Es entendido, señor conde — c’est entendu, monsieur le comte — répondit en riant Michel le Basque.

Les aventuriers, tout en causant ainsi, avaient fait peau neuve et s’étaient métamorphosés de la tête aux pieds.

Les boucaniers avaient disparu pour faire place, le premier à un gentilhomme de haute mine, de vingt-huit à trente ans au plus, aux manières élégantes, aux gestes séduisants, mais cependant au regard d’aigle et à la physionomie altière et tant soit peu railleuse, ce qui, du reste, loin de nuire à son déguisement, au contraire le complétait ; le second âgé de quarante à quarante-cinq ans, à l’œil sournois, à la mine futée et doucereuse, aux façons souples et félines, avait tous les dehors d’un serviteur de bonne maison.
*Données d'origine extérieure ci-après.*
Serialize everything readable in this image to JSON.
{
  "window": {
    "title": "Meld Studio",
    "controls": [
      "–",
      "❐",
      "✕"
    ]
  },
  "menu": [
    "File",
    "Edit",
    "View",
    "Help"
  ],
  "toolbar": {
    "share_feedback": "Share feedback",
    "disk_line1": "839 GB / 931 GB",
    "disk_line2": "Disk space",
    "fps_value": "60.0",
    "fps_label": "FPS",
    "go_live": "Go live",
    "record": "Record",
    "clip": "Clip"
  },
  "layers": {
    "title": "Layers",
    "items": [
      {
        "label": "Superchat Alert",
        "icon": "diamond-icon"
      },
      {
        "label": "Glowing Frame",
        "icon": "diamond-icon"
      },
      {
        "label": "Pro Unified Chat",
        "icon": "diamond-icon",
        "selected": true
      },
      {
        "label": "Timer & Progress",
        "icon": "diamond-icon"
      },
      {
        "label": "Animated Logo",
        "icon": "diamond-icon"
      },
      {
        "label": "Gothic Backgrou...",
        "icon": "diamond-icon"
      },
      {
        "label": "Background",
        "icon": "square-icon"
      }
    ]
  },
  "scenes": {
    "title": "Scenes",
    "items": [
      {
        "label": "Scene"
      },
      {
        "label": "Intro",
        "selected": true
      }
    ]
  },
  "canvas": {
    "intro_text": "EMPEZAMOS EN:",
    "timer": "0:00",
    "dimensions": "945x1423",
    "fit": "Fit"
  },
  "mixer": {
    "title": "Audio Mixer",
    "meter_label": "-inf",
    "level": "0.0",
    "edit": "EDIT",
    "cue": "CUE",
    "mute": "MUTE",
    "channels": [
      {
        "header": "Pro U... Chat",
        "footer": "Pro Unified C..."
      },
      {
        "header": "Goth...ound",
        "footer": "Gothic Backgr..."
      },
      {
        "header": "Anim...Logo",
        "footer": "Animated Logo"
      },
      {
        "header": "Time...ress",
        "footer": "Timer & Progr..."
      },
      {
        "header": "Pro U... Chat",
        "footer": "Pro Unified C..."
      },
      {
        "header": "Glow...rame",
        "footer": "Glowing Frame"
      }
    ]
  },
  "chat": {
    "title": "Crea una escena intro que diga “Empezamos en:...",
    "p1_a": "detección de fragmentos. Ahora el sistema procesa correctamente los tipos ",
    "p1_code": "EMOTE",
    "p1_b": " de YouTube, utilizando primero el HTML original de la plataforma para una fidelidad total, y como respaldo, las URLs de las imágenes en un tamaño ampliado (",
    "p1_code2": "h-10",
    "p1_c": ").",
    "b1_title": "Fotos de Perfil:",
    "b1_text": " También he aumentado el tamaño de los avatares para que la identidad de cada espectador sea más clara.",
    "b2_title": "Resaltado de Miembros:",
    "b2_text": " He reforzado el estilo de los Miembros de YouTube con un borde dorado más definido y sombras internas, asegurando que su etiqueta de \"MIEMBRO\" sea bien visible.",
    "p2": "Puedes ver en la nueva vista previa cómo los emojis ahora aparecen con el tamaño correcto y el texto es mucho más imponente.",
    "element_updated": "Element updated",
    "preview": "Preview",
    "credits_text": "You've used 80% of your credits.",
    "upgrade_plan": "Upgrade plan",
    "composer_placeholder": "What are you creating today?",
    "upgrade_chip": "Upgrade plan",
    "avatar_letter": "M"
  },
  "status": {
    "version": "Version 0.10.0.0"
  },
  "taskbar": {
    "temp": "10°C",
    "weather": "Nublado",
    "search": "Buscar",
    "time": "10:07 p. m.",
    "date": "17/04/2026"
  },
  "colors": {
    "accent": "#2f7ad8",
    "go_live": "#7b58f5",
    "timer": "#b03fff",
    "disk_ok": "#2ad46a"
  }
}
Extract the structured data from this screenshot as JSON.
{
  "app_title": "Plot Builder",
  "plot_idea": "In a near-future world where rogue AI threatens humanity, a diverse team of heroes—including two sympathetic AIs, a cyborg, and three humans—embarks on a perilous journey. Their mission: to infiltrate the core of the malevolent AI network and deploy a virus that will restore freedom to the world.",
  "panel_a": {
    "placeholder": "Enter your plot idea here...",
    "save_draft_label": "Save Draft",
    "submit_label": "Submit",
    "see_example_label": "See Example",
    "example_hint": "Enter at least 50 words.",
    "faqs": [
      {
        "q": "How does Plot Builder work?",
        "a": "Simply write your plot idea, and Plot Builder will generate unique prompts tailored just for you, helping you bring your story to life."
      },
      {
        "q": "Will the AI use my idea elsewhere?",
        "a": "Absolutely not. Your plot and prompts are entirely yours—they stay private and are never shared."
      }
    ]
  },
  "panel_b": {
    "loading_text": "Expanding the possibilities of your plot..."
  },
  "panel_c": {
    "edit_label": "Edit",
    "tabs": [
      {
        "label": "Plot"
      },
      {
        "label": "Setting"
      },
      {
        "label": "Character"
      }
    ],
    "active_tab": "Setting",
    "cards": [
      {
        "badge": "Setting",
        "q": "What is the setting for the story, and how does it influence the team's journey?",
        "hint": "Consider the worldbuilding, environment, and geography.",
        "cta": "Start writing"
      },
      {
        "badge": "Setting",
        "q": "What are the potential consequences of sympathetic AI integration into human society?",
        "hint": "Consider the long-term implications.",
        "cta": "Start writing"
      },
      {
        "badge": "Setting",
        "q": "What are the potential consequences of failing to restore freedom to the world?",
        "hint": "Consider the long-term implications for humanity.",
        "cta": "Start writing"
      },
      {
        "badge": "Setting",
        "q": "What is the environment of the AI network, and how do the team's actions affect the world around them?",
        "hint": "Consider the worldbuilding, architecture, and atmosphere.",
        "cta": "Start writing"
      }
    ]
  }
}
Le travestissement était si complètement réussi que l’œil le plus fin n’eût point découvert la fraude.

Le comte Fernan, puisqu’il lui plaît de prendre ce nom que provisoirement nous lui conserverons faute d’autre, et Michel le Basque son pseudo-serviteur, étaient deux de ces titans foudroyés, de ces déclassés de la société féodale du dix-septième siècle, mis hors la loi par le despotisme énervant des gouvernements européens, qui, plutôt que de courber la tête sous le joug avilissant qu’on prétendait leur imposer, s’étaient fièrement retirés à l’île de la Tortue.